Lucie looked around. The size of the room, the roof vaulting overhead, only served to make it feel more deserted. Moonlight shone in through a broken window. The walls had once been dark blue but were nearly black now, with a fine grime of dirt. Massive tangles of shimmering fabric, now occluded with dust, hung from the ceiling, swaying in the breeze from the broken windows. She moved toward the center of the room, where a huge crystal chandelier hung. It looked as if it had once been fashioned into the shape of a glittering spider, but the years had taken its crystals and scattered them on the floor like hardened teardrops.

She bent down to pick one up—a false diamond, but still beautiful, all glimmer and dust. “This was the ballroom,” she said in a soft voice.

“It still is,” said Jesse, and she whirled to face him. He was standing in an entirely different place than he had been before, though she hadn’t heard him move. He was all black and white—the only color on him was the silver Blackthorn ring on his scarred right hand and his green eyes.

“Oh, it is rotted away now. It gives my mother pleasure to let time take this place, to let the years wither and destroy the pride of the Lightwoods.”

“Will she ever stop hating them?”

“It isn’t just the Lightwoods she hates,” said Jesse. “She hates everyone she holds responsible for the death of my father. Her brothers, your father and mother, Jem Carstairs. And beyond even that, the Clave. She holds them responsible for what happened to me.”

“What did happen to you?” Lucie asked, slipping the broken crystal into the pocket of her cloak.

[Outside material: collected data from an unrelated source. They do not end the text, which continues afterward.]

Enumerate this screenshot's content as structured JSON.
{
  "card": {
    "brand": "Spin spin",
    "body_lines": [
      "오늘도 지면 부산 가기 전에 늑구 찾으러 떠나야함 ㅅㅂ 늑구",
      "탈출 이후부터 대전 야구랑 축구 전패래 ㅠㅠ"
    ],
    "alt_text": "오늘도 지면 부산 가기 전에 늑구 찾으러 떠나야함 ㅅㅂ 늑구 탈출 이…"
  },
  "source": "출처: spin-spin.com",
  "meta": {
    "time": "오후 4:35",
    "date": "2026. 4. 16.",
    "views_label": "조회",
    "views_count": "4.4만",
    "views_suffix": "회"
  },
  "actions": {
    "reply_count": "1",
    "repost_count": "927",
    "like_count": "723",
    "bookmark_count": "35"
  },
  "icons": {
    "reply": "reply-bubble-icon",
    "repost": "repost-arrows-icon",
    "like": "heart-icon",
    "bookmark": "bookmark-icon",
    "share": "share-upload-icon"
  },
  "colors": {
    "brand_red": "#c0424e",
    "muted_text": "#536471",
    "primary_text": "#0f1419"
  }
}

Jesse was prowling about the room: he looked like a black cat in the dimness, long and lithe, with shaggy dark hair. Lucie turned to watch him as he faded in and out of the shadows. The chandelier swung, its remaining crystals sending glittering bolts of light through the room, scattering sparks in the darkness. For a moment, Lucie thought she saw a young man in the shadows—a young man with pale blond hair and a hard twist to his unforgiving mouth. There was something familiar about him.…

“How long have you been able to see the dead?” Jesse asked.

Lucie blinked and the blond boy vanished. “Most Herondales can see ghosts,” she said. “I’ve always been able to see Jessamine. So can James. I hadn’t thought of it as anything special.”